Als Maris Sants in der Ecke einer Kneipe in der Rigaer Altstadt Platz nimmt, nicken ihm einige Besucher wohlwollend zu. Andere beginnen zu tuscheln. In der lettischen Hauptstadt kennt man Sants. Erst kürzlich schaffte er es wieder auf die Titelseiten. Da hatte Sants zum dritten Mal einem homosexuellen Paar den kirchlichen Segen gegeben.

Der 38-Jährige, mit kurzem dunklem Haar und Ohrring, trägt eine schwere Goldkette mit einem Kreuz. „Dass ich schwul bin, habe ich mit 12 Jahren gemerkt“, erzählt er. Seine Mutter sagte damals: „Homosexuelle, das sind kranke, verrückte Menschen und sie werden von Gott bestraft.“ Maris will nicht bestraft werden – weder von Gott noch vom sowjetischen Staat, der Homosexuelle ins Gefängnis steckt. So verlässt er mit 17 seine Geburtsstadt Aizpute rund 200 Kilometer westlich von Riga und geht in die Hauptstadt. Dort sucht er einen Arzt auf. Der verordnet Antidepressiva und Bilder nackter Frauen.

Nach der Schule beginnt Sants in Riga Mathematik zu studieren. Ein Jahr später hat er das erste Mal Sex mit einem Mann und den Kampf gegen sich und seine Homosexualität noch nicht aufgegeben. Auf Anraten eines Freundes fährt er ins russische Nischni Nowgorod. Für seine Mitarbeit beim Umbau eines Krankenhauses bietet ihm ein Psychologe eine kostenlose Therapie an. Nach einem Monat bricht Sants die Therapie ab. „Ich lag nachts stundenlang wach, zitterte und hatte das Gefühl, nicht mehr in meinen Körper zurückkehren zu können. Da kam mir der Gedanke: Keiner hilft dir außer Gott.“ Zurück in Riga lässt sich der Katholik Sants 1987 mit 21 Jahren evangelisch taufen.

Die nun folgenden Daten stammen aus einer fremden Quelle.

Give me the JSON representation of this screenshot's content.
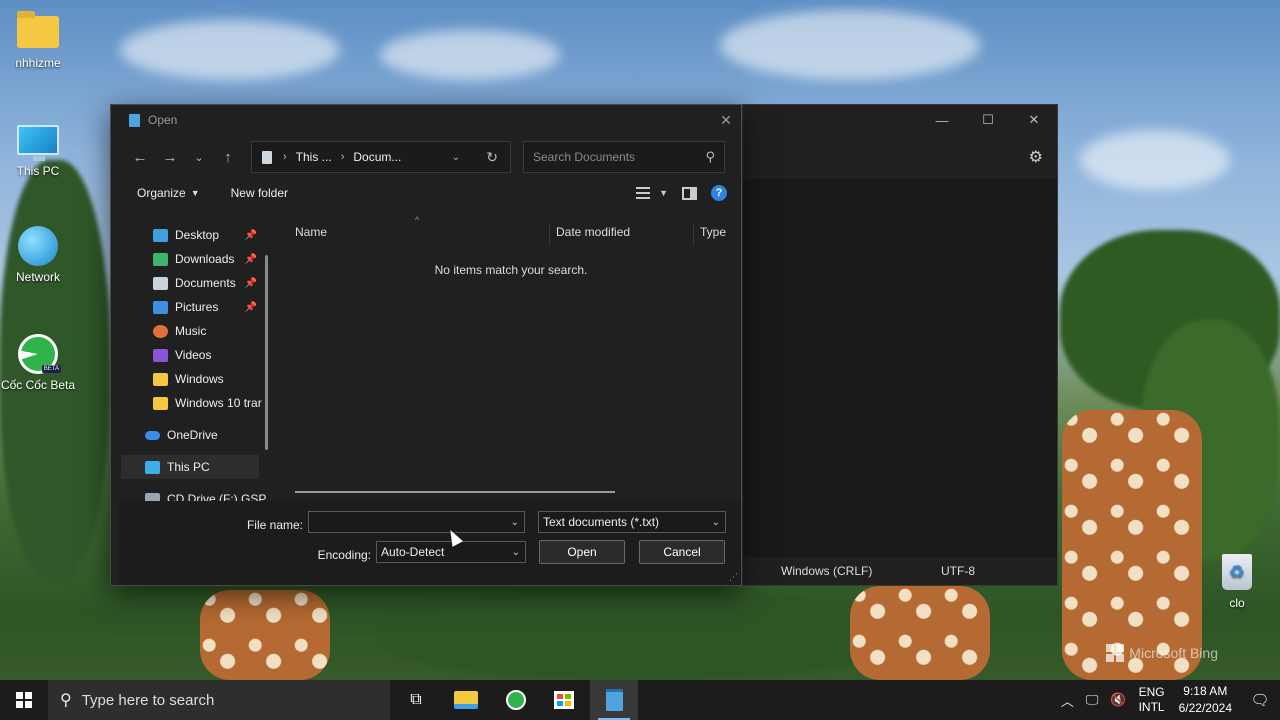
{
  "desktop": {
    "icons": [
      {
        "label": "nhhizme",
        "icon": "folder-icon"
      },
      {
        "label": "This PC",
        "icon": "this-pc-icon"
      },
      {
        "label": "Network",
        "icon": "network-icon"
      },
      {
        "label": "Cốc Cốc Beta",
        "icon": "coccoc-beta-icon"
      },
      {
        "label": "clo",
        "icon": "recycle-bin-icon"
      }
    ],
    "beta_tag": "BETA",
    "watermark": "Microsoft Bing"
  },
  "notepad": {
    "status_line_ending": "Windows (CRLF)",
    "status_encoding": "UTF-8",
    "settings_icon": "gear-icon"
  },
  "dialog": {
    "title": "Open",
    "address": {
      "segments": [
        "This ...",
        "Docum..."
      ]
    },
    "search_placeholder": "Search Documents",
    "commands": {
      "organize": "Organize",
      "new_folder": "New folder"
    },
    "help": "?",
    "nav_items": [
      {
        "label": "Desktop",
        "color": "#3fa0e0",
        "pinned": true
      },
      {
        "label": "Downloads",
        "color": "#3fb56a",
        "pinned": true
      },
      {
        "label": "Documents",
        "color": "#c9d3dc",
        "pinned": true
      },
      {
        "label": "Pictures",
        "color": "#3f8fe0",
        "pinned": true
      },
      {
        "label": "Music",
        "color": "#e07040",
        "pinned": false
      },
      {
        "label": "Videos",
        "color": "#8a56d8",
        "pinned": false
      },
      {
        "label": "Windows",
        "color": "#f5c842",
        "pinned": false
      },
      {
        "label": "Windows 10 trar",
        "color": "#f5c842",
        "pinned": false
      },
      {
        "label": "OneDrive",
        "color": "#3a8ee6",
        "pinned": false
      },
      {
        "label": "This PC",
        "color": "#3cb0e8",
        "pinned": false
      },
      {
        "label": "CD Drive (F:) GSP",
        "color": "#9aa6b0",
        "pinned": false
      }
    ],
    "columns": {
      "name": "Name",
      "date_modified": "Date modified",
      "type": "Type"
    },
    "empty_message": "No items match your search.",
    "file_name_label": "File name:",
    "file_name_value": "",
    "file_type_value": "Text documents (*.txt)",
    "encoding_label": "Encoding:",
    "encoding_value": "Auto-Detect",
    "open_button": "Open",
    "cancel_button": "Cancel"
  },
  "taskbar": {
    "search_placeholder": "Type here to search",
    "lang_top": "ENG",
    "lang_bottom": "INTL",
    "time": "9:18 AM",
    "date": "6/22/2024"
  }
}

Im gleichen Jahr heiratet er. Anfangs scheint die Selbstverleugnung zu klappen. 1989 wird ein Sohn, 3 Jahre später eine Tochter geboren. Zu diesem Zeitpunkt studiert Sants bereits Theologie und arbeitet als Krankenhausseelsorger. 1994 erfolgt seine Ordination zum Pastor. „Die ganze Zeit versuchte ich, nicht homosexuell zu leben“, sagt Sants.

Zwei Jahre später kommt der Wendepunkt. Die dritte Tochter, drei Monate alt, stirbt – der Moment für Sants familiäres Coming-out. 2000 gründet er eine „Untergrundkirche“, wo er einmal im Monat Homosexuelle zu einem Gottesdienst einlädt. Im Rahmen einer geschlossenen Veranstaltung der medizinischen Fakultät hält er Vorträge über Homosexualität in Lettland. Dort filmt jemand heimlich und übergibt das Material der evangelischen Kirche.

Die schließt Sants am 21. Mai 2002 aus. „Das Schmerzhafteste damals war“, sagt Sants, „dass sich viele langjährige Freunde von mir abwandten.“ Doch er macht auch positive Erfahrungen. Seine Familie hält zu ihm, genauso wie ein Pastor, der einen offenen Unterstützerbrief schreibt.

Heute steht Sants einer Gemeinde der offenen evangelischen Kirche vor, die in Lettland offiziell registriert ist, und lehrt Psychotherapie an der Rigaer Universität. Vor kurzem hat er einen Prozess gewonnen – gegen eine Schule, die an seiner Stelle einen weniger qualifizierten Lehrer für das Fach Religionsgeschichte eingestellt hat. „Sie wollten mich nicht, weil ich schwul bin“, sagt Sants.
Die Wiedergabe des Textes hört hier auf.